GERECHTSHOF ARNHEM-LEEUWARDEN

locatie Arnhem
afdeling civiel recht, handel
zaaknummer gerechtshof 200.245.884
(zaaknummer rechtbank Midden-Nederland, locatie Utrecht, 441762)
arrest van 1 december 2020
in de zaak van
de besloten vennootschap met beperkte aansprakelijkheid
Zonel Energy Systems B.V.,
gevestigd te Soest,
appellante in het principaal hoger beroep,
geïntimeerde in het incidenteel hoger beroep,
in eerste aanleg: gedaagde in conventie, eiseres in voorwaardelijke reconventie,
hierna: Zonel,
advocaat: mr. H.D. Postma,
tegen:
de besloten vennootschap met beperkte aansprakelijkheid
Keles Holding B.V.,
gevestigd te Rotterdam,
geïntimeerde in het principaal hoger beroep,
appellante in het incidenteel hoger beroep,
in eerste aanleg: eiseres in conventie, verweerster in reconventie,
hierna: Keles,
advocaat: mr.
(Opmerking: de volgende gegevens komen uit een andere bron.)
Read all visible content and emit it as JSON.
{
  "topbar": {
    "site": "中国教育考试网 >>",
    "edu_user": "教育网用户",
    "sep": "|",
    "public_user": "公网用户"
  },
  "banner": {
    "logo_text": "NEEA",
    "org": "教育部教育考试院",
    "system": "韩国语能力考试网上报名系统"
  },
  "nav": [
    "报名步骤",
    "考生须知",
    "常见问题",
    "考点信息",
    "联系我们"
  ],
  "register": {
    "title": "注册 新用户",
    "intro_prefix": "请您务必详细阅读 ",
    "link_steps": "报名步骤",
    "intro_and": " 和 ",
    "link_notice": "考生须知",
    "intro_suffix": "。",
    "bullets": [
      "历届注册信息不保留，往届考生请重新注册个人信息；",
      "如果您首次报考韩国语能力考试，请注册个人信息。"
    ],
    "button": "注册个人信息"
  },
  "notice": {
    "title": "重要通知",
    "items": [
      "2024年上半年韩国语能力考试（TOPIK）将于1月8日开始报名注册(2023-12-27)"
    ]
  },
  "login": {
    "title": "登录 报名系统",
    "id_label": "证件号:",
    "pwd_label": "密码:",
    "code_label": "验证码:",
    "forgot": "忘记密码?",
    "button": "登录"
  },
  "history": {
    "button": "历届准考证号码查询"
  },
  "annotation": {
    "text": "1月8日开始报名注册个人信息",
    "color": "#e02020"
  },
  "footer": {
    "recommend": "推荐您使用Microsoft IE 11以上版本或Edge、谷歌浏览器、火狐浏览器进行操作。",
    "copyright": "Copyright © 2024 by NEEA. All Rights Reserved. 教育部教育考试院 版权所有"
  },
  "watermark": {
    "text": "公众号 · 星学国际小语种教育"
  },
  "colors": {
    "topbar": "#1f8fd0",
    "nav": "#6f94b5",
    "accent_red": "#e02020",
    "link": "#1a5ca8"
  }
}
R.P. Sijbrandij.

1.Het verdere verloop van het geding in hoger beroep

1.1
Het hof neemt de inhoud van het tussenarrest van 28 januari 2020 hier over.
1.2
In vervolg op het arrest van 28 januari 2020 heeft op 2 september 2020 een meervoudige comparitie van partijen plaatsgevonden, waarvan proces-verbaal is opgemaakt. Aansluitend hebben partijen arrest gevraagd en heeft het hof arrest bepaald.

2.De vaststaande feiten

2.1
Het hof gaat in hoger beroep uit van de feiten zoals beschreven in de rechtsoverwegingen 2.1 tot en met 2.11 van het (bestreden) vonnis van de rechtbank Midden-Nederland, locatie Utrecht, van 6 juni 2018.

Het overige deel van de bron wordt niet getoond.